Here in vivid narrative is the truth of the proverbial saying: you become like what you worship. Worship isn’t an optional add on to the life of humans. It’s why we were made. It’s hardwired into our system. God made you to worship Him, and by worshipping Him you most truly bear His image. To be human is to imitate and image forth God our Creator.
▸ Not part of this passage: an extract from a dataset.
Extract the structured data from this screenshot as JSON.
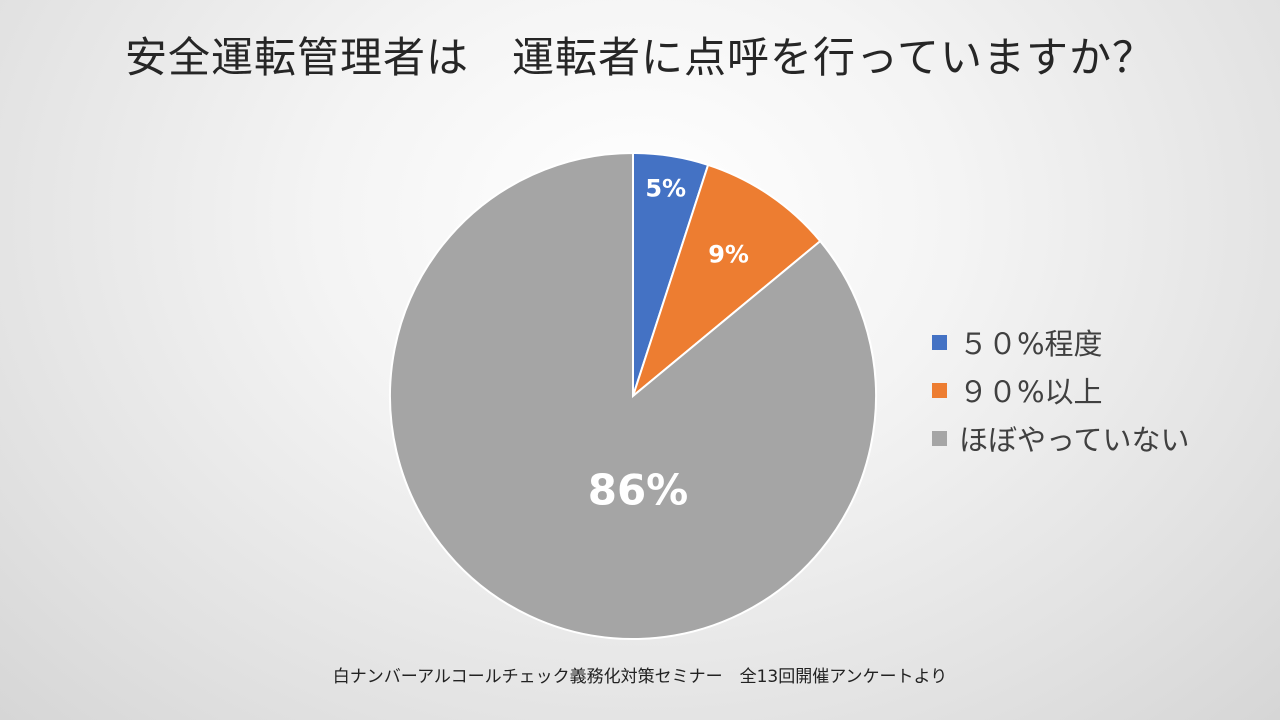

If you determine to worship anything else, you are also bound to the imitation of that thing. If you serve a golden calf, you become like a wild ox. This is why the self-absorption of our age is so very destructive. If you become like what you worship, what happens when you worship a powerless and depraved creature in rebellion to his Creator? You get a human deteriorating into themselves. It’s moral radioactive decay. The only remedy for such a moral implosion is to repent and worship God alone according to His Word. Thus, I emphasize again, the only solution to be clothed in Jesus and then by His Spirit become more like Jesus.
The Delight of Duty
Consider this insight from a Scottish minister of the late 17th century: The severities of a holy life, and that constant watch which we are obliged to keep over our hearts and ways, are very troublesome to those who are only ruled and acted by an external law, and have no law in their minds inclining them to the performance of their duty: but where divine love possesseth the soul, it stands as sentinel to keep out every thing that may offend the beloved, and doth disdainfully repulse those temptations which assault it: it complieth cheerfully, not only with explicit commands, but with the most secret notices of the beloved’s pleasure, and is ingenious in discovering what will be most grateful and acceptable unto him: it makes mortification and self-denial change their harsh and dreadful names, and become easy, sweet, and delightful things.
This is simply an elaboration upon Jesus’ own very simple teaching: “If ye love me, keep my commandments (Jhn 14:15).” The secret to becoming more like Jesus is, quite simply, to love Jesus. To love Him more than houses, money, land, fame, or the praise of men. To love Him more than your own life. To live for Him and to die for Him simply because He is worthy to receive your all.